Ingmar Bergman |
Je viens de terminer l'écoute de Bergman Island, un documentaire paru en 2004. Au fil de ses 80 minutes, on partage l'intimité du (très) grand cinéaste Ingmar Bergman - à la fois l'intimité de son foyer sur l'île de Fårö, en Suède, et l'intimité de ses pensées, de son bagage de vie. Cet Homme s'offre tout entier à Marie Nyreröd, qui mène l'interview autour duquel le documentaire se construit. Connaissant relativement bien l'œuvre de Bergman - plusieurs de ses films se sont inscrit en moi de manière absolument indélébile - je n'ai pu que fixer mon écran de télévision et boire chacune des paroles de cet homme habité par un besoin de créer. Son honnêteté est belle, troublante, parfois même cruelle.
Pour le p'tit jeune que je suis, moi qui commence à découvrir le rapport entre un Homme et sa fibre créatrice, l'immense sentiment d'accomplissement de soi qu'elle peut fournir, ce documentaire a été une expérience quasi spirituelle. Bien sur, je n'ai pas été d'accord avec chacun des mots de Bergman : j'ai un sens critique en plus d'avoir mes propres idées sur bien des choses. Mais voir un homme de sa stature poser un regard franc sur le chemin qu'il a laissé derrière lui, autant ses bons jours que ses moins bons, ne peut qu'être inspirant. Un tel partage de la part d'un artiste aussi imposant mérite mille fois d'être immortalisé sur vidéo.

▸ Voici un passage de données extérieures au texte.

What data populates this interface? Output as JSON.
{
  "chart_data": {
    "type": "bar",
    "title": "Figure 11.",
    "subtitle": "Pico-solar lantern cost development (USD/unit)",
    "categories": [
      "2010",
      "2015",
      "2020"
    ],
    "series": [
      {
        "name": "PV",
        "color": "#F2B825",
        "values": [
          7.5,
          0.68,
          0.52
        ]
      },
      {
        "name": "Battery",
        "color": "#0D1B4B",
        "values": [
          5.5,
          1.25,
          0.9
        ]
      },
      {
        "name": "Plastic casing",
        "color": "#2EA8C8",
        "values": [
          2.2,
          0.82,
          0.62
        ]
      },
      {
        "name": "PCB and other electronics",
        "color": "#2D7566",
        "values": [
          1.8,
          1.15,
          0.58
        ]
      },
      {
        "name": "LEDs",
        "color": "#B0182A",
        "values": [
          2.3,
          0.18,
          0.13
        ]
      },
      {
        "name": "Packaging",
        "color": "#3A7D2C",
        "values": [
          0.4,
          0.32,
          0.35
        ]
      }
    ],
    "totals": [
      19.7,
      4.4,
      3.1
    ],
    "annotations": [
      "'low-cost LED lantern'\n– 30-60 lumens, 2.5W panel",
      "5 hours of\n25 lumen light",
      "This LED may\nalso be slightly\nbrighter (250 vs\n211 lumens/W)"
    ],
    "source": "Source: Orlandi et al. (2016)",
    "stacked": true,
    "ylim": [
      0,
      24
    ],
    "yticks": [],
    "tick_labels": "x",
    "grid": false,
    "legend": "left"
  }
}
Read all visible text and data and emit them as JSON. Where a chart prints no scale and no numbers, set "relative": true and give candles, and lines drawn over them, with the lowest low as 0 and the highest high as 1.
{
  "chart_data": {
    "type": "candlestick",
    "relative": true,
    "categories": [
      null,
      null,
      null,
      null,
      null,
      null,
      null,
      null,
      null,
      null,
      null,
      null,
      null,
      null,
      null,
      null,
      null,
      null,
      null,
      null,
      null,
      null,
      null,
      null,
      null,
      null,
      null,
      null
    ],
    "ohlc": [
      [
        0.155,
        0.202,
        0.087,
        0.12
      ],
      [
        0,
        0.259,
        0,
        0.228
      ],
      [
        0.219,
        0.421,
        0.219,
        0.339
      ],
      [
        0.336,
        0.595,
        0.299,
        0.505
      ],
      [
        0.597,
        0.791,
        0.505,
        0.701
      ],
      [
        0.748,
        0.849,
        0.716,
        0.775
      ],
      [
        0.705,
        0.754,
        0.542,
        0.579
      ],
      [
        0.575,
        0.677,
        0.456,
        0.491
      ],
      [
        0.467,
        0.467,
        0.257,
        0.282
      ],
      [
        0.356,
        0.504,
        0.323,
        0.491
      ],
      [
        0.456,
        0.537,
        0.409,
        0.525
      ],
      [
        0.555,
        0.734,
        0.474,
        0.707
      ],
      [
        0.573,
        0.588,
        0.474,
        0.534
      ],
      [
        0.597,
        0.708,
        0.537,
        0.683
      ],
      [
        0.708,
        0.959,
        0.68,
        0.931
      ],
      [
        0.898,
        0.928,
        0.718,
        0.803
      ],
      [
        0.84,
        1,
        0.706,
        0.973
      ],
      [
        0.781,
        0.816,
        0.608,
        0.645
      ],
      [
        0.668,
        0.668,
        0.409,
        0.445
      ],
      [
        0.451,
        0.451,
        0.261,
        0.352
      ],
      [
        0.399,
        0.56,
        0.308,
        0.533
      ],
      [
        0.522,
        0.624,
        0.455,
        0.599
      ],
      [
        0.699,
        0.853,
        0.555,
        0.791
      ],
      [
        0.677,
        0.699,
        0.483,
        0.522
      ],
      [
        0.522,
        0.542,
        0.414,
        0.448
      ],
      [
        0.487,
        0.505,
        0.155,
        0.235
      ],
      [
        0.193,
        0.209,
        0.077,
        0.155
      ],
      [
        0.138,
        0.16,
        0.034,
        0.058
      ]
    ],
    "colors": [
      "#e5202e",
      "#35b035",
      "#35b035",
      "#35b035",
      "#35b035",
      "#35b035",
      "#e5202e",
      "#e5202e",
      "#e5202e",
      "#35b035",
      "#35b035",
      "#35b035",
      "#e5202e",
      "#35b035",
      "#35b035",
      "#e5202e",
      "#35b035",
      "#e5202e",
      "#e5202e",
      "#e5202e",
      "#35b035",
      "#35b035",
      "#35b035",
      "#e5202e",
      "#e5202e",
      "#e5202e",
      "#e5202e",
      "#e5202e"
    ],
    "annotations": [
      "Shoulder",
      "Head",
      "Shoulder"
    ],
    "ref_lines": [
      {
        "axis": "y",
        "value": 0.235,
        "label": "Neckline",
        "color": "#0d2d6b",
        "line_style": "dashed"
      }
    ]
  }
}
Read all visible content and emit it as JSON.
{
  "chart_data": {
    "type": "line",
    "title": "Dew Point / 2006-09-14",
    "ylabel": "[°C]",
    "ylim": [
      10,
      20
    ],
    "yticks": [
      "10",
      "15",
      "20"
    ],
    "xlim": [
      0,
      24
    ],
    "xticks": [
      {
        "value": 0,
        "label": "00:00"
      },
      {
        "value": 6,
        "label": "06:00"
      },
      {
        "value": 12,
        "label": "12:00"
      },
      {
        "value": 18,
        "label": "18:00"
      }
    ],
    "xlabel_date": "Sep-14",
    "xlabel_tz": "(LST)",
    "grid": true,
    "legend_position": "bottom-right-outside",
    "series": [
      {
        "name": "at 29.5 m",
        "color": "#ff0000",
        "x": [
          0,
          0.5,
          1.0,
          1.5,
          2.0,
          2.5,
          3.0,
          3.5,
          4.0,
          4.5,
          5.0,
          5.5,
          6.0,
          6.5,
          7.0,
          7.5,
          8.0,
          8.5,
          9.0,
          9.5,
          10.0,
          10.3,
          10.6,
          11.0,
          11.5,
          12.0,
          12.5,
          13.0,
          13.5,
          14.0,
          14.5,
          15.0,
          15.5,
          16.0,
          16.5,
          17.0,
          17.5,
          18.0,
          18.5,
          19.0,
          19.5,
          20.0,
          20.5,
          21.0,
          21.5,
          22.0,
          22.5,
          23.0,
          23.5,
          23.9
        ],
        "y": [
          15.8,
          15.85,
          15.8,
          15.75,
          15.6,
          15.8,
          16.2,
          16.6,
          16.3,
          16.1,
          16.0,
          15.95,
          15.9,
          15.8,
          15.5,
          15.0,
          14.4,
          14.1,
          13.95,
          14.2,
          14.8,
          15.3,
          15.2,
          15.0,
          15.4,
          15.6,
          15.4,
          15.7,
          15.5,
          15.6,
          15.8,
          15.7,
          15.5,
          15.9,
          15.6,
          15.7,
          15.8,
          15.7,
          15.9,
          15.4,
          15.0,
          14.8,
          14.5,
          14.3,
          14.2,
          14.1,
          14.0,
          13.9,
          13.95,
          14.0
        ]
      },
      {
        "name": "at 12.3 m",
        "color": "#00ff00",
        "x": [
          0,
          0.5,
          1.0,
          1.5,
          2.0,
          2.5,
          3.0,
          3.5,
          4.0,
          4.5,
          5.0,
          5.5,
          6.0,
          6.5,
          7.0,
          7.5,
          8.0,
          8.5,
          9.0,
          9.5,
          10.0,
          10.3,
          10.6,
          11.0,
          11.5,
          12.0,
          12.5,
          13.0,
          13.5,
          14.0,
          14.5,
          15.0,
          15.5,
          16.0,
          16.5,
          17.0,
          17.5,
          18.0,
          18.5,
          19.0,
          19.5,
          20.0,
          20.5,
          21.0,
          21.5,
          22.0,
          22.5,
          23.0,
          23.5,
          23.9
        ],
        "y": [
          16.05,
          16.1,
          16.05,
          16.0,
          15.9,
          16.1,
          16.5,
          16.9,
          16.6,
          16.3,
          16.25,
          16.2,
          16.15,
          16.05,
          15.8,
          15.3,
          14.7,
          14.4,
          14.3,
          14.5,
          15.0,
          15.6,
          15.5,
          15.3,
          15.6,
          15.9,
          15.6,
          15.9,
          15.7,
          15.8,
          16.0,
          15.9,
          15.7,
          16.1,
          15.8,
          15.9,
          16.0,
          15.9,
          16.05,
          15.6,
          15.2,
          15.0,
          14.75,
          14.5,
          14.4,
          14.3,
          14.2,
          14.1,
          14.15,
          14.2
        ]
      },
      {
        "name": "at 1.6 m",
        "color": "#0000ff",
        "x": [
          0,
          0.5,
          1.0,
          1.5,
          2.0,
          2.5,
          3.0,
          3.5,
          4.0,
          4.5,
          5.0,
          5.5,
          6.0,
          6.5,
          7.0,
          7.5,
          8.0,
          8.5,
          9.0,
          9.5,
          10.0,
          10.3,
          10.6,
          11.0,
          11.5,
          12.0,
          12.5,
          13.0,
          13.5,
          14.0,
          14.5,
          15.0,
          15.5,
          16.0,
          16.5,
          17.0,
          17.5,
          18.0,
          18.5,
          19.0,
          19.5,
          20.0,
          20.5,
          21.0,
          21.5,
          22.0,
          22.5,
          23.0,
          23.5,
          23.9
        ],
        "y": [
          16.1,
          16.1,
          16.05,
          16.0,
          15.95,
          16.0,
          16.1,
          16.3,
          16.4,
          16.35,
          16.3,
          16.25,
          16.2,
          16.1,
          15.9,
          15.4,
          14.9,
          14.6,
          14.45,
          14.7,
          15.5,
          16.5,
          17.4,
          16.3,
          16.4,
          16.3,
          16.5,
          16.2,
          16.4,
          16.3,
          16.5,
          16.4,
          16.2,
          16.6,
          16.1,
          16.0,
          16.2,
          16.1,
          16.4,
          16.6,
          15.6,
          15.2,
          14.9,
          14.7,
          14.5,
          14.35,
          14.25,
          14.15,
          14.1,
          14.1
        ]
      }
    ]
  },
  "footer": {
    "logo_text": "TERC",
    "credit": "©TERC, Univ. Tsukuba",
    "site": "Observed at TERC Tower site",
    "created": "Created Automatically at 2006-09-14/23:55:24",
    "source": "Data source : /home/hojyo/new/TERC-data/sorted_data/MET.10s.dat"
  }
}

Det Sjunde Inseglet, 1957 |
Ici, je me rend compte que, en fait, je ne sais pas trop où je voulais en venir avec ce billet. Remarquez, je vis de manière assez forte avec ma propre créativité depuis quelques mois. Plusieurs des enseignants que j'ai eu le bonheur d'avoir à l'UQÀM m'ont permis de trouver le moyen de puiser dans des ressources dont je ne soupçonnais même pas l'existence il y de ça moins de deux ans. Je crois que j'ai pu trouver une certaine forme de miroir dans cet Ingmar Bergman qui s'ouvre tout grand. Je me rend compte de la beauté qu'une vie passée à créer peut contenir. Je me rend compte que nos plus grands succès ne sont pas nécessairement ces projets auxquels nous accordions le plus d'importance. Je me rend compte que l'on peut voir nos projets les plus chers faillir, s'écrouler entre nos doigts comme une statue de poussière et ainsi, malgré un succès fulgurant dans un « ailleurs » quelconque, notre paix avec la vie peut rester difficile à atteindre. La paix, je crois, plus que le bonheur, est ce qu'on cherche tous. La vraie paix.
Ingmar Bergman |
Je songe à tout ça et j'ai un peu le vertige. Je me demande comment ma vie va se dérouler par rapport à ma créativité - créativité à laquelle j'attache de plus en plus d'importance. Dans le documentaire, Bergman ennumère une liste de ses Démons personnels. Le dernier qu'il nomme est le Démon du Néant. Il décrit cet être comme un grand silence, celui qui règne quand notre imagination et notre créativité nous abandonnent. Il met ce dernier Démon à part des autres car c'en est un qu'il a toujours effroyablement redouté sans jamais avoir eu à l'affronter - et il admet en être grandement reconnaissant. Je me demande si ce Démon de Bergman pourrait en être un pour moi également. Et je me demande comment je réagirais si j'avais à lui faire face. Beaucoup de questions alors que j'ai à peine le quart de ma vie d'écoulé, mais ça, c'est ce que je suis. Je crois que c'est un de mes Démons, le Démon du Questionnement sans Réponse.